Shakespeare uses the conundrum with a masterly hand, ringing many changes upon it and producing many effects, both grave and gay. An example of the quizzical dialogue which has the wit of the conundrum as its basis, is found in "Twelfth Night," Act I., scene 5:
Clown. Good madonna, why mournest thou?
Olivia. Good fool, for my brother's death.
Clown. I think his soul is in hell, madonna.
Olivia. I know his soul is in heaven, fool.
Clown. The more fool, madonna, to mourn for your brother's soul being in heaven.
While the conundrum ranks as the formal literary representative of the spontaneous pun, the literature of wit is alive with the naked pun in its original state. Pope, Hood, Lamb, and Holmes are the names of some whose punning arraignments of puns and punsters make them at once judges and prisoners at the bar.

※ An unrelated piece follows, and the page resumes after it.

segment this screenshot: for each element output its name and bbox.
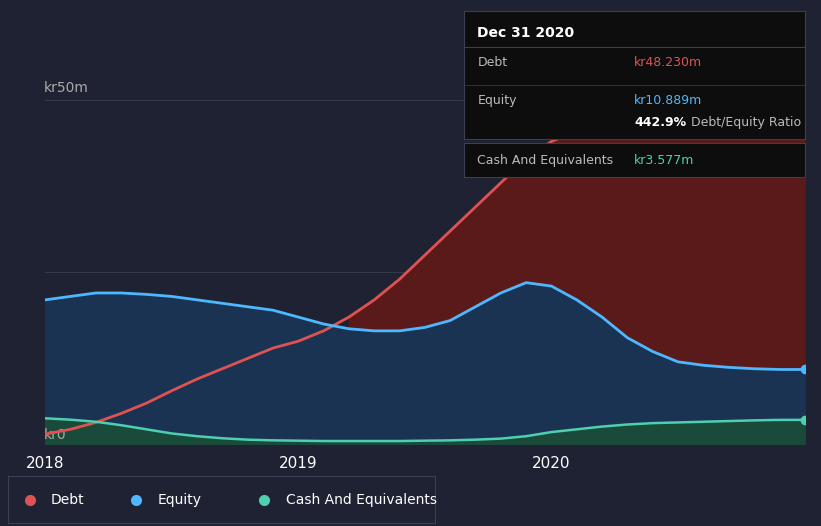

Theodore Hook is accredited with the original pun which is the basis of a common conundrum. He bragged that he could make a pun on any subject, and immediately a friend suggested that he make one on the King. "The King is no subject," was the prompt rejoinder.
The poems of Thomas Hood, the "king of punsters," abound in puns, and the sort of wit, subtle or broad, which may be expressed in puns. He was primarily a poet, and manipulated words in a masterly fashion, not letting them deflect his thought. An example of the inevitableness of his punning is found in the poem on "Sally Brown": "They went and told the sexton, and the sexton toll'd the bell."
A friendly contest between Hook and Hood, as to which could make the best pun, resulted in a draw, the efforts of the two men being of equal merit, according to the friend who was called upon to decide.
Alexander Pope, although disapproving of the pun as a trifling form of wit, once challenged his hearers to suggest a word upon which he could not make a pun. The word "keelhauling," meaning to draw a man under a ship, was given by a woman present. "That, Madam," replied Pope, "is indeed putting a man under a hardship."